Cluster analysis was performed on the small sample of projectile points (n=33) using PAST software (Hammer 2008). The tree was created using the unweighted pair-group method using arithmetic averages method UPGMA (Sneath and Sokal 1973) with the similarity measure set to use Euclidean distances. The cophenetic correlation coefficient was 0.9132. Four of the points (specimens 0, 30, 31, and 32) clustered on the branch farthest left had all been previously classified as Levanna points by Ritchie (1961, 1971). One previously identified Levanna point (specimen 1) was reclassified as a Madison point by the cluster analysis.

11 Discussion and Conclusions

Traditional artifact typology, although an indispensable tool for archaeologists and potentially imbued with cultural meaning, is limited by problems as illustrated with Ritchie’s (1961, 1971) classification system for New York State projectile points. The bias free data capture methods made possible by computer vision, together with statistical methods that analyze shape in terms of invariant descriptors, may offer some solutions. Other archaeologists using this or similar approaches include Bradbury and Richmond (2004), Buchanan (2005), Cardillo (2006), Crompton (2008), Gero and Mazzullo (1984), Lohse et al. (2004), Pinkerton (1979), Saragusti et al. (2005), and Wei et al. (2007).

A computer based system, which relies on clearly defined geometric rules and algorithms, has the potential to limit the amount of subjective bias in classifying artifacts such as projectile points. Another benefit of using computer vision is fast, efficient, and accurate data capture, and is thus well-suited to documenting large artifact assemblages. We describe three analytical methods (silhouette, outline, and landmarks) that may be used to quantify artifact shape variables, and allow us to compare projectile points with one another in the context of a shape continuum as well as a discrete point type.

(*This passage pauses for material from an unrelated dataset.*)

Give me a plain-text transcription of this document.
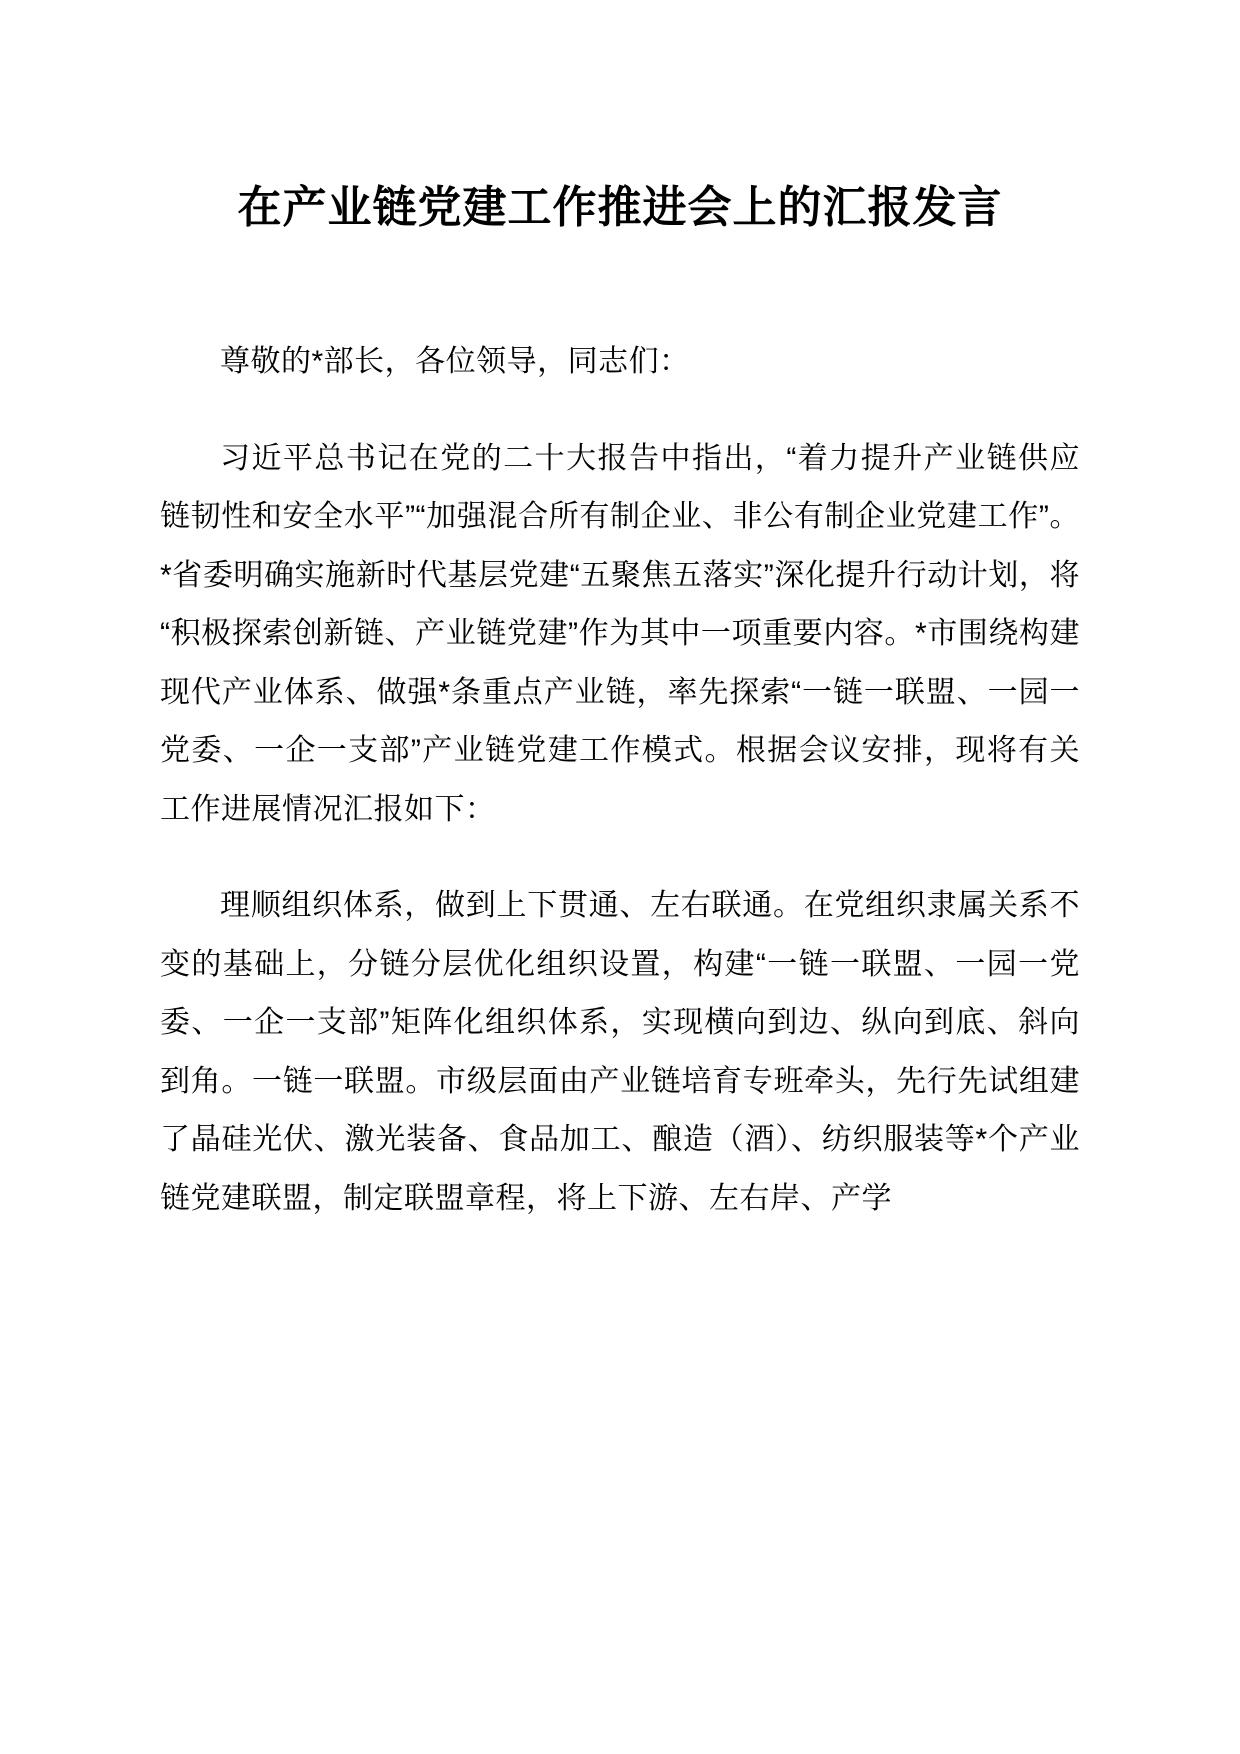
在产业链党建工作推进会上的汇报发言

尊敬的*部长，各位领导，同志们：

习近平总书记在党的二十大报告中指出，“着力提升产业链供应链韧性和安全水平”“加强混合所有制企业、非公有制企业党建工作”。*省委明确实施新时代基层党建“五聚焦五落实”深化提升行动计划，将“积极探索创新链、产业链党建”作为其中一项重要内容。*市围绕构建现代产业体系、做强*条重点产业链，率先探索“一链一联盟、一园一党委、一企一支部”产业链党建工作模式。根据会议安排，现将有关工作进展情况汇报如下：

理顺组织体系，做到上下贯通、左右联通。在党组织隶属关系不变的基础上，分链分层优化组织设置，构建“一链一联盟、一园一党委、一企一支部”矩阵化组织体系，实现横向到边、纵向到底、斜向到角。一链一联盟。市级层面由产业链培育专班牵头，先行先试组建了晶硅光伏、激光装备、食品加工、酿造（酒）、纺织服装等*个产业链党建联盟，制定联盟章程，将上下游、左右岸、产学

12 Research Potential of Museum Collections

It is generally recognized that the majority of museums and other data repositories often exhibit only a fraction of their collections. Especially in the case of material recovered from an archaeological site, once an artifact has been cleaned, cataloged, and curated, it may only infrequently be re-examined, if at all. This has significant consequences for contributing to our knowledge and understanding of the past (Cantwell et al. 1981).

Perhaps among the most valuable products of the high speed data capture method described in this paper is that it will result in a digital photographic record of large collections of projectile points which could potentially be repurposed to answer a range of research questions. The ability to visually query a database, as well as extract useful shape and metric data directly from images of artifacts, has significant research potential and will likely lead to new perspectives on common archaeological problems. For example, by recasting the projectile point from a discrete and fixed “type” to instead as one stage in a continuum (from raw material procurement, through manufacture, use, resharpening, to loss or discard), we may be able to reconstruct a fuller view of ancient human behavior. Projectile points may also be considered as part of a continuum of shape variation that changes in multiscalar dimensions due to a variety of mechanisms such as cultural data transmission (O’Brien 2008), need-based functional changes in morphology (e.g., changes in prey animals and hunting strategies), or simply the summation of divergent variations and characteristics which accumulated over time as groups of human populations spread out over the landscape, divided by natural physiographic or invented cultural boundaries. Linking artifact shape data with Geographical Information System (GIS) datasets is likely to reveal how the sources of variation within the morphometric data are distributed in both spatial and temporal dimensions.